For years, America has ignored addressing its problem with an aging and decaying infrastructure. The American Society of Civil Engineers has estimated that $3.3 trillion needs to be spent on infrastructure investment in the next ten years. The ASCE has warned that if the needed monies are not spent, the cost to the economy will be in the neighborhood of $4 trillion.

US needs to spend at least $3.3 trillion over next ten years

Deteriorating infrastructure, long known to be a public safety issue, has a cascading impact on our nation’s economy, impacting business productivity, gross domestic product, employment, personal income and international competitiveness. — American Society of Civil Engineers
Last year the U.S. spent 3.4 percent of GDP or about 611 billion on public capital investments. As a percentage of GDP, this was the lowest amount in more than 60 years. Stories of falling bridges, train derailments, lead contamination in Michigan all highlight the price that the country is paying for neglecting its fundamental underpinnings.

Clinton and Trump both agree an investment is needed

In a rare sign of agreement, both Hillary Clinton and Donald Trump have called for the nation to make a significant investment to fix the country’s decaying infrastructure. Mrs. Clinton has pledged “the biggest investment in American infrastructure in decades,” if she is elected. Mr. Trump has vowed to be the “infrastructure president and promised to “build the roads, highways, bridges, tunnels, airports, and the railways of tomorrow.”
Clinton has proposed spending $275 billion on infrastructure over the next five years, while Trump has said that he would spend at least double that number.

President Obama has tried for seven years to get public works package

All that is well and good, but politicians have been making similar promises for years. For much of President Obama’s time in office, he has tried to persuade Congress to fund the kind of public works package that is needed to reverse the decades of neglect in the nation’s public transportation network. This would also create millions of jobs in the process.
The Republican-controlled Congress has refused to provide the funding needed to enact President Obama’s program. Mr. Trump might have more success at getting the money out of Congress, but that is far from a sure bet.

Raise the federal gas tax for the first time in 20 years

The options for funding the infrastructure fix are generally focused on raising the federal gas tax for the first time in two decades, or imposing a value added tax on barrels of oil.

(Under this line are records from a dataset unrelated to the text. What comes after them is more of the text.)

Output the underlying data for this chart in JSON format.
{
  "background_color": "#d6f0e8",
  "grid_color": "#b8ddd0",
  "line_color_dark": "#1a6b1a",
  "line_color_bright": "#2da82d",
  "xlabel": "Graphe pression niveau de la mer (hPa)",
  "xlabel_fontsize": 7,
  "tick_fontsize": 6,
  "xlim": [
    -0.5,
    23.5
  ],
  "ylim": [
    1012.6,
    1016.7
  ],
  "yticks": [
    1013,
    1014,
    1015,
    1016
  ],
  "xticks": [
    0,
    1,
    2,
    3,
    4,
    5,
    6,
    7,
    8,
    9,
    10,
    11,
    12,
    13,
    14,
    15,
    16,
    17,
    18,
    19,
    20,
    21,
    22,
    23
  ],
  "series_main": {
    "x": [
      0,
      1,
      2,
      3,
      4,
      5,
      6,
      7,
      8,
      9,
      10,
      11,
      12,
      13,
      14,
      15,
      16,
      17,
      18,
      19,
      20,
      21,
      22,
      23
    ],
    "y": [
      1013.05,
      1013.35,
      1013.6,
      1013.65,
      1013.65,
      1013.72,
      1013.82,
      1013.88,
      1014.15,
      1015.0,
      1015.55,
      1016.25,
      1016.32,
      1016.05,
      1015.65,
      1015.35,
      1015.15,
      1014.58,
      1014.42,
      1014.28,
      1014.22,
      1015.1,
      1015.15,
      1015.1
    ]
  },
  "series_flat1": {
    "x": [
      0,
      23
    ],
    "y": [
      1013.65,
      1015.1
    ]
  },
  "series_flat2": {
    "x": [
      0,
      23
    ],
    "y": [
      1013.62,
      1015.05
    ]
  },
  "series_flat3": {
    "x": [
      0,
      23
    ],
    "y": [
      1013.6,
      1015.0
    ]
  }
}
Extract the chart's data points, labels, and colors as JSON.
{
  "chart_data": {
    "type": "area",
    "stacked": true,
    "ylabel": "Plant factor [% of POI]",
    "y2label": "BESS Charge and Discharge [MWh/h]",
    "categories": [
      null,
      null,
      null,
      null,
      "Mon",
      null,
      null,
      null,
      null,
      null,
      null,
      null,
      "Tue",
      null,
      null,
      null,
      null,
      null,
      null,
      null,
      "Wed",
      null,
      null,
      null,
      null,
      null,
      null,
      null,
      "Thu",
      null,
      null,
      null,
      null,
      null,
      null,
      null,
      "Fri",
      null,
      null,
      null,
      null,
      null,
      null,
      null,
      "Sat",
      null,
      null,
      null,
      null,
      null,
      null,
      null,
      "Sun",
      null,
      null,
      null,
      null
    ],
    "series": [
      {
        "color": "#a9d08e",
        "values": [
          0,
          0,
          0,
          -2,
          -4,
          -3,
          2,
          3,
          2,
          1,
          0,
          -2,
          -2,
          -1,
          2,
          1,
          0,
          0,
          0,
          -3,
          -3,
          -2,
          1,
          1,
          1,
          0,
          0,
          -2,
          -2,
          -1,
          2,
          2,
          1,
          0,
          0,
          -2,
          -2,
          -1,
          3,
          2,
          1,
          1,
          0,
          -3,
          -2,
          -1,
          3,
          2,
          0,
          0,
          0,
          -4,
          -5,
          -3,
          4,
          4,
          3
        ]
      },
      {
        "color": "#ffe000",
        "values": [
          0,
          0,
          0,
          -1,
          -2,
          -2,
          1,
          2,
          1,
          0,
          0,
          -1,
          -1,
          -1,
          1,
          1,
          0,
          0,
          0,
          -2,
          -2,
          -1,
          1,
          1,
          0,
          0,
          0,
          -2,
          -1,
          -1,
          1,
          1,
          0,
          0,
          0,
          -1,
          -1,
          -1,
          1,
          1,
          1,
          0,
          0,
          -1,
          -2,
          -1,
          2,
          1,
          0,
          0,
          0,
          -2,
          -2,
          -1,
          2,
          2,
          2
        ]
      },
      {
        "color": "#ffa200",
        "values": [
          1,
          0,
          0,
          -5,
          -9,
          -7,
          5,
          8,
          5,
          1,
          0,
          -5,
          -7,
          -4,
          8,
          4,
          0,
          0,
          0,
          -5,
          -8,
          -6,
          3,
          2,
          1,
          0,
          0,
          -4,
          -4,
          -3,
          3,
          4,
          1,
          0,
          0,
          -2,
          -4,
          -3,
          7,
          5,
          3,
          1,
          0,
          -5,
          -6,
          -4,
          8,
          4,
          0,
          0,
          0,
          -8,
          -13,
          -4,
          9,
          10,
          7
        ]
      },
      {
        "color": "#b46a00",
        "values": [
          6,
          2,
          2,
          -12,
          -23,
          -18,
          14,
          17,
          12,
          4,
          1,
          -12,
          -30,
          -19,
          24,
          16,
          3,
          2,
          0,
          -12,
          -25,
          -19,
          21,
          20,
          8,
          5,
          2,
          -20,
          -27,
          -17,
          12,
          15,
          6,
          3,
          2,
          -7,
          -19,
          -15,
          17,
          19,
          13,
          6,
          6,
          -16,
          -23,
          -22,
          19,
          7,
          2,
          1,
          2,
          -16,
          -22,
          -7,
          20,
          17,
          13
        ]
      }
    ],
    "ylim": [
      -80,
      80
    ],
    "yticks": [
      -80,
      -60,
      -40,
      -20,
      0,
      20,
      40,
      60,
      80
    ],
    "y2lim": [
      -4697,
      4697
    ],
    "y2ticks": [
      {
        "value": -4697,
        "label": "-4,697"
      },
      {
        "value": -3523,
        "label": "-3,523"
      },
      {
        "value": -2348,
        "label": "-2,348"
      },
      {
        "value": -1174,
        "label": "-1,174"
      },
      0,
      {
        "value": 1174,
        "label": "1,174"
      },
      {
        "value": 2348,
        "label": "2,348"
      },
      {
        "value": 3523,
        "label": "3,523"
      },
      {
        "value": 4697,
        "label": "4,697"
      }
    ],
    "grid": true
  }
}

Another solution gaining support is to enact legislation that would force American companies to bring home the $2.10 trillion in profits which are kept offshore to avoid paying U.S. taxes. The amount of money this would generate would depend on the language of the legislation. It has the potential to create a substantial down payment on the repair of the country’s infrastructure, and would be more popular with the public than raising the gas tax.